Selbst wenn ein Verstoß gegen Dienstpflichten festgestellt werden kann, so kann der Dienstherr eine Disziplinarmaßnahme nicht nach freiem Ermessen festsetzen - Informationen vom Rechtsanwalt für Beamtenrecht in Offenburg.
Die Zahl der gegen Beamten geführten Disziplinarverfahren hat in den letzten Monaten zugenommen. Wir bieten eine rechtliche Beratung und Vertretung sowohl im strafrechtlichen als auch im beamtenrechtlichen Bereich. Selbst wenn ein Verstoß gegen Dienstpflichten festgestellt werden kann, so kann der Dienstherr eine Disziplinarmaßnahme nicht nach freiem Ermessen festsetzen. Der Dienstherr verkennt oftmals die gesetzlichen Maßstäbe.

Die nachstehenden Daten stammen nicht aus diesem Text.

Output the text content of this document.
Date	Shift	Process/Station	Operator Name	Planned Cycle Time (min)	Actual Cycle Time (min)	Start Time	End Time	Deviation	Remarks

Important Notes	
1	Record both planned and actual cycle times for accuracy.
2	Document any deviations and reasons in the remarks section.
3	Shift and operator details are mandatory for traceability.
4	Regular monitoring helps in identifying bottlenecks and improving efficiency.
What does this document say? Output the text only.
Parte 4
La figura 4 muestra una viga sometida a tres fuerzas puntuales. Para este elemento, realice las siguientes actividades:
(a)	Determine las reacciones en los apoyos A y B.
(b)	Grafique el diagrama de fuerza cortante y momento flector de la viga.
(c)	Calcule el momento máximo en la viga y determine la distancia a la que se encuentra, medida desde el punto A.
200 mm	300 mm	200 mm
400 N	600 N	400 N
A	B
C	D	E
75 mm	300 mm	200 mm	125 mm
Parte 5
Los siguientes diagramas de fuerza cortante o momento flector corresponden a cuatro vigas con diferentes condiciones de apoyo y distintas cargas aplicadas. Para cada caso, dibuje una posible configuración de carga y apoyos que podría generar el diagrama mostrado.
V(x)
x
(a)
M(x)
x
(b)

Bei der Bemessung einer Disziplinarmaßnahme muss der Dienstherr das Verhältnismäßigkeitsgebot beachten. Nach einer aktuellen Entscheidung des Bundesverfassungsgerichts ist der Dienstherr verpflichtet, bei Bekanntwerden wiederholter morgendlicher Verletzungen der Kernarbeitszeit zunächst dem Verhältnismäßigkeitsgebot entsprechend durch niederschwellige disziplinare Maßnahmen zeitnah auf den Beamten einzuwirken.
Eine aufaddierte Gesamtzeit der täglichen Verspätungen kann in ihrer Schwere nicht einem monatelangen unerlaubten Fernbleiben vom Dienst gleichgesetzt werden. Der Dienstherr hatte einen Beamten, der in einer Vielzahl von Fällen die Kernarbeitszeit nicht eingehalten hatte, weil er morgens zu spät gekommen war, nach Durchführung eines Disziplinarverfahrens aus dem Beamtenverhältnis entfernt. Diese Disziplinarmaßnahme war nach Einschätzung des Bundesverfassungsgerichts überzogen (BVerwG, Urteil vom 28.03.2023 - 2 C 20.21). Eine angemessene Reaktion des Dienstherrn wäre eine Zurückzustufung gewesen. Der Beamte habe zwar ein schweres Dienstvergehen begangen, weil er über einen langen Zeitraum wiederholt die dienstliche Anordnung zum Beginn der Kernarbeitszeit nicht befolgt hat; der verspätete Dienstantritt sei die Regel gewesen. Die disziplinare Höchstmaßnahme sei aber nicht gerechtfertigt, meint das BVerwG. Denn die aufaddierte Gesamtzeit der täglichen Verspätungen könne in ihrer Schwere nicht einem monatelangen unerlaubten Fernbleiben vom Dienst gleichgesetzt werden. Mildernd sei bei der Maßnahmebemessung hier zu berücksichtigen, dass der Dienstherr bei zeitlich gestreckten Dienstpflichtverletzungen zunächst dem Verhältnismäßigkeitsgebot entsprechend mit niederschwelligen disziplinaren Maßnahmen auf den Beamten einwirken müsse.
Im Streitfall wäre laut BVerwG in Betracht gekommen, nach dem Bekanntwerden der Kernzeitverstöße im März 2015 zeitnah mit einer Disziplinarverfügung die Dienstbezüge zu kürzen, so die BVerwG-Richter. Allerdings stehe diesem Milderungsgrund gegenläufig als besonders belastender Umstand gegenüber, dass der Beamte sein Fehlverhalten auch nach Einleitung des Disziplinarverfahrens uneinsichtig und beharrlich fortgesetzt und dabei die Dauer seiner morgendlichen Fehlzeiten in erheblichem Umfang gesteigert habe. Dagegen sei kein mildernder Umstand darin zu sehen, dass die Zeit der morgendlichen Verspätungen durch abendliche Längerarbeit ausgeglichen wurde. Andernfalls läge darin eine Nichterfüllung der Gesamtarbeitszeit, die als weitere vorwerfbare Dienstpflichtverletzung hinzutreten würde, heißt es in der Entscheidung weiter.